Queen ants dozily dream, while worker ants are forced to get by taking power naps, the first study of the sleeping habits of ants has revealed.
Queen fire ants fall into relatively long, deep sleeps and kip for an average of nine hours every day.
By contrast, workers sleep just half as much and get to rest by taking hundreds of short power naps.
This division of rest may help explain why queens live for years, while worker ants typically only live for months.
It also ensures that enough worker ants are awake at any one time to protect and serve the colony.
Deby Cassill of the University of South Florida in St Petersburg, US teamed with colleagues Skye Brown and Devon Swick of the same university, and George Yanev of the University of Texas in Arlington, US to study the sleeping patterns of the fire ant Solenopsis invicta.
"I decided to see just how lazy the queens really were," says Cassill.
The large number and short naps by workers means that jobs in the nest never go unattended
Entomologist Deby Cassill
She and her colleagues raised a colony of fire ants in their laboratory, and created an artificial chamber containing three queens, 30 workers and 30 large larvae. They placed a glass cover over the top of the chamber, allowing the ants to be continuously filmed from above.
Because fire ants generally live underground, the researchers expected that their sleep patterns would not be determined by light and dark cycles. And that is what they found.
Workers fell asleep at irregular intervals, and not at the same time. But the sheer number of incredibly short naps they took was striking.
On average, a single worker ant would take 250 naps each day, with each one lasting just over a minute. That equates to 4 hours and 48 minutes of sleep a day.
That also meant that 80 per cent of the workforce was awake and active at any one time.
"The large number and short naps by workers means that jobs in the nest never go unattended," says Cassill. "There is always a worker available when the need arises. When work is slow, workers sleep more."
Equally striking was the contrast between the sleeping habits of the workers and of the queens they served.
The queens fell asleep at far more regular intervals than their subjects.

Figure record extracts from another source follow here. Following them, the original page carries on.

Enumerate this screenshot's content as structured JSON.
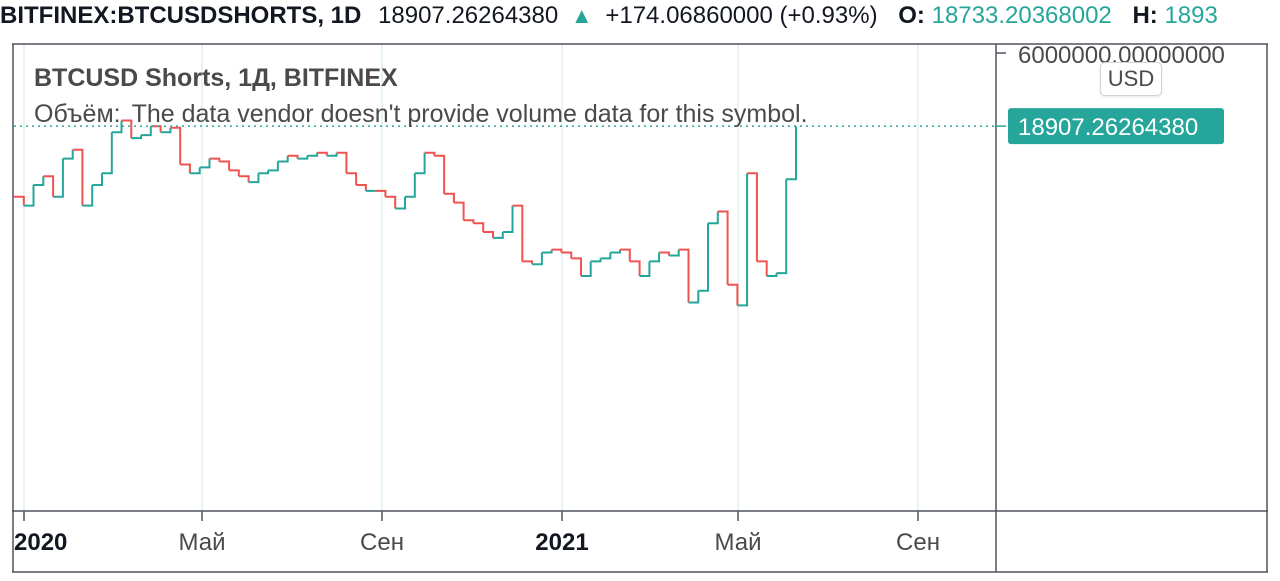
{
  "header": {
    "symbol": "BITFINEX:BTCUSDSHORTS, 1D",
    "price": "18907.26264380",
    "change_arrow_icon": "triangle-up-icon",
    "change": "+174.06860000 (+0.93%)",
    "open_label": "O:",
    "open_value": "18733.20368002",
    "high_label": "H:",
    "high_value": "1893"
  },
  "legend": {
    "title": "BTCUSD Shorts, 1Д, BITFINEX",
    "volume_label": "Объём:",
    "volume_message": "The data vendor doesn't provide volume data for this symbol."
  },
  "price_scale": {
    "currency": "USD",
    "top_label": "6000000.00000000",
    "last_price_label": "18907.26264380"
  },
  "colors": {
    "up": "#26a69a",
    "down": "#ef5350",
    "last_price_line": "#26a69a",
    "grid": "#e0f0ee"
  },
  "time_axis": {
    "ticks": [
      {
        "label": "2020",
        "bold": true
      },
      {
        "label": "Май",
        "bold": false
      },
      {
        "label": "Сен",
        "bold": false
      },
      {
        "label": "2021",
        "bold": true
      },
      {
        "label": "Май",
        "bold": false
      },
      {
        "label": "Сен",
        "bold": false
      }
    ]
  },
  "chart_data": {
    "type": "line",
    "title": "BTCUSD Shorts, 1Д, BITFINEX",
    "series": [
      {
        "values": [
          16500,
          16200,
          16900,
          17200,
          16500,
          17800,
          18100,
          16200,
          16900,
          17300,
          18700,
          19100,
          18500,
          18600,
          18900,
          18700,
          18850,
          17600,
          17300,
          17500,
          17800,
          17700,
          17400,
          17200,
          17000,
          17300,
          17400,
          17700,
          17900,
          17800,
          17900,
          18000,
          17900,
          18000,
          17300,
          16900,
          16700,
          16700,
          16500,
          16100,
          16500,
          17300,
          18000,
          17900,
          16600,
          16300,
          15700,
          15600,
          15300,
          15100,
          15300,
          16200,
          14300,
          14200,
          14600,
          14700,
          14600,
          14400,
          13800,
          14300,
          14400,
          14600,
          14700,
          14300,
          13800,
          14300,
          14600,
          14500,
          14700,
          12900,
          13300,
          15600,
          16000,
          13500,
          12800,
          17300,
          14300,
          13800,
          13900,
          17100,
          18900
        ]
      }
    ],
    "x_ticks": [
      "2020",
      "Май",
      "Сен",
      "2021",
      "Май",
      "Сен"
    ],
    "last_value": 18907.2626438,
    "y_axis_labels": [
      "6000000.00000000",
      "18907.26264380"
    ],
    "grid": true
  }
}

In fact, the queens even synchronised their naps, with all three queens dozing together.
"It's very cosy," says Cassill. "The synchrony of queens occurs because, like hound dogs, they pile atop each other when they sleep. When awake, they separate."
On average, each queen would fall asleep 90 times a day, sleeping for just over 6 minutes at a time. That equates to over nine hours of sleep each day.

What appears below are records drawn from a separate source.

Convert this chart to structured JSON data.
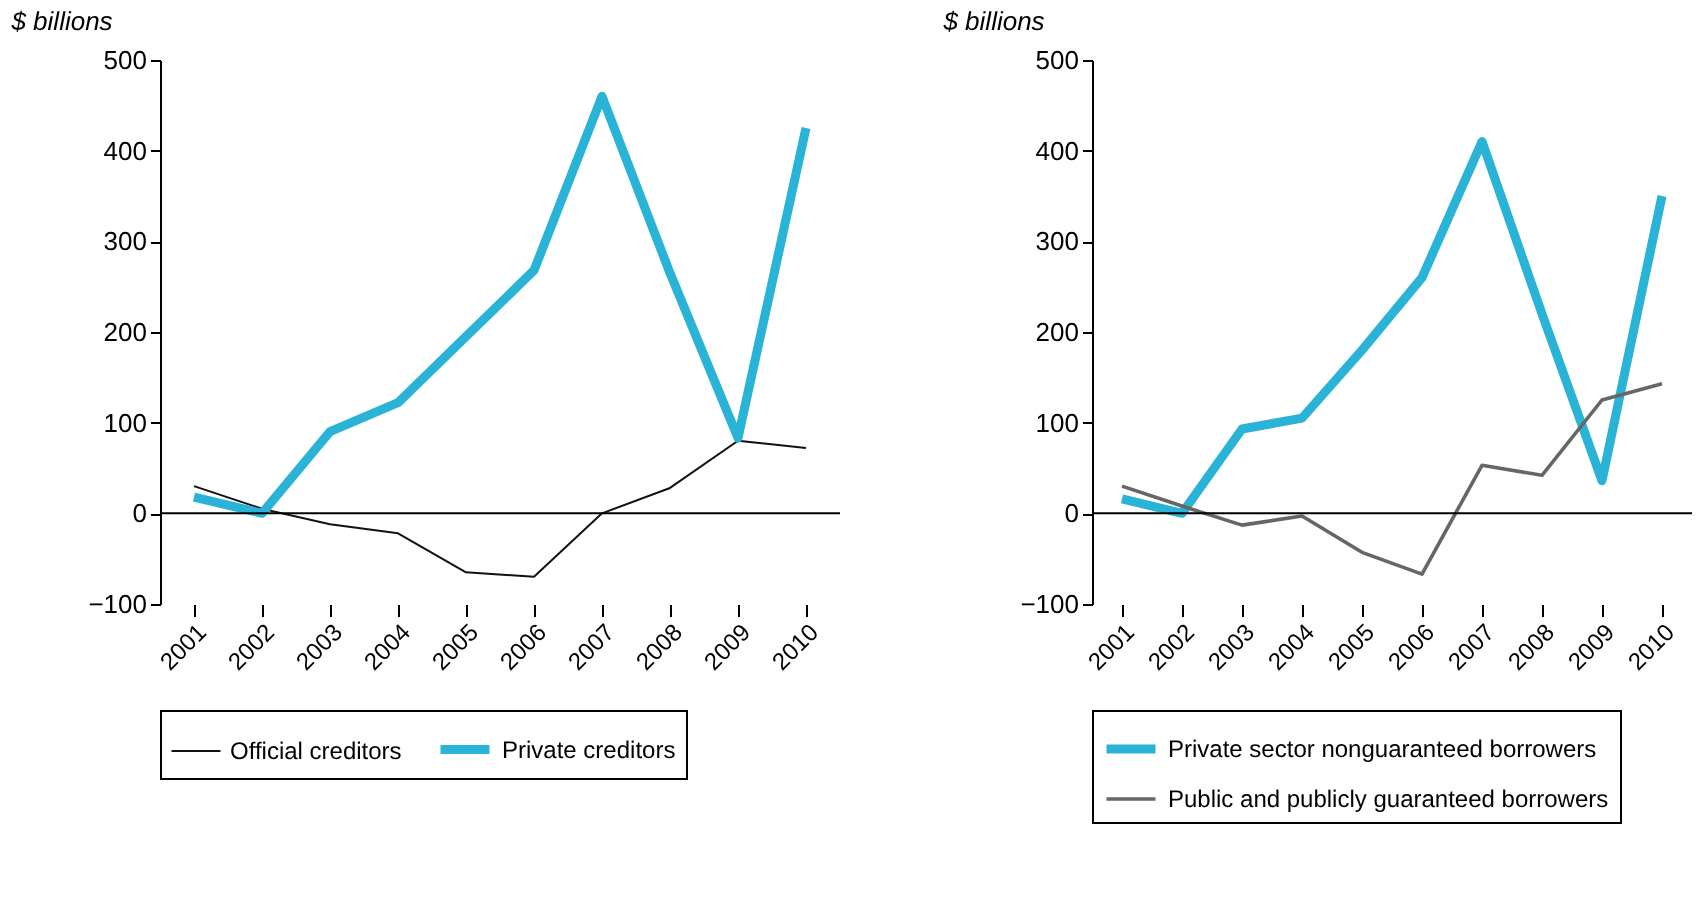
{
  "chart_data": [
    {
      "type": "line",
      "ylabel": "$ billions",
      "categories": [
        "2001",
        "2002",
        "2003",
        "2004",
        "2005",
        "2006",
        "2007",
        "2008",
        "2009",
        "2010"
      ],
      "ylim": [
        -100,
        500
      ],
      "yticks": [
        -100,
        0,
        100,
        200,
        300,
        400,
        500
      ],
      "grid": false,
      "legend": "bottom",
      "marker": "none",
      "line_style": "solid",
      "series": [
        {
          "name": "Official creditors",
          "color": "#111111",
          "values": [
            30,
            5,
            -12,
            -22,
            -65,
            -70,
            0,
            28,
            80,
            72
          ]
        },
        {
          "name": "Private creditors",
          "color": "#29b3d6",
          "values": [
            18,
            0,
            90,
            122,
            195,
            268,
            460,
            265,
            83,
            425
          ]
        }
      ],
      "ref_lines": [
        {
          "axis": "y",
          "value": 0,
          "color": "#000000"
        }
      ]
    },
    {
      "type": "line",
      "ylabel": "$ billions",
      "categories": [
        "2001",
        "2002",
        "2003",
        "2004",
        "2005",
        "2006",
        "2007",
        "2008",
        "2009",
        "2010"
      ],
      "ylim": [
        -100,
        500
      ],
      "yticks": [
        -100,
        0,
        100,
        200,
        300,
        400,
        500
      ],
      "grid": false,
      "legend": "bottom",
      "marker": "none",
      "line_style": "solid",
      "series": [
        {
          "name": "Private sector nonguaranteed borrowers",
          "color": "#29b3d6",
          "values": [
            16,
            0,
            93,
            105,
            180,
            260,
            410,
            220,
            36,
            350
          ]
        },
        {
          "name": "Public and publicly guaranteed borrowers",
          "color": "#666666",
          "values": [
            30,
            8,
            -13,
            -3,
            -43,
            -67,
            53,
            42,
            125,
            143
          ]
        }
      ],
      "ref_lines": [
        {
          "axis": "y",
          "value": 0,
          "color": "#000000"
        }
      ]
    }
  ]
}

Queens also slept in two distinct ways.
This footage shows the queen ants sleeping while the worker ants scuttle around her, occasionally taking short naps.
Sometime they would just doze, with their antennae half raised and their mouths agape. When dozing, the queens could be easily roused by one another or by their workforce.
But often the queens would fall into much deeper sleep, with their antennae retracted and mouths closed.
Intriguingly, Cassill's team gathered evidence suggesting that the queen ants dream when sleeping deeply. Frequently, the queens would quiver their folded antennae when sleeping deeply.
This "rapid antennal movement (RAM) might be an analog to the rapid eye movement in vertebrates," the researchers write in the Journal of Insect Behavior.
The function of sleep is still unknown.
But for ants, the lack of rest for the workers seems to help ensure the queens get to live a peaceful existence.
"Workers are a disposable caste whose job is to buffer the queen and her royal offspring from agents of death like exposure, starvation and predators. It is the workers who engage in the high risk behaviour, thus the queen lives a long life."
"Amazingly, queens can live six years before they die of old age. Whereas workers live six months to a year and then die of old age or some accident during foraging," says Cassill.
The queens of other ant species can live even longer, reaching up to 45 years.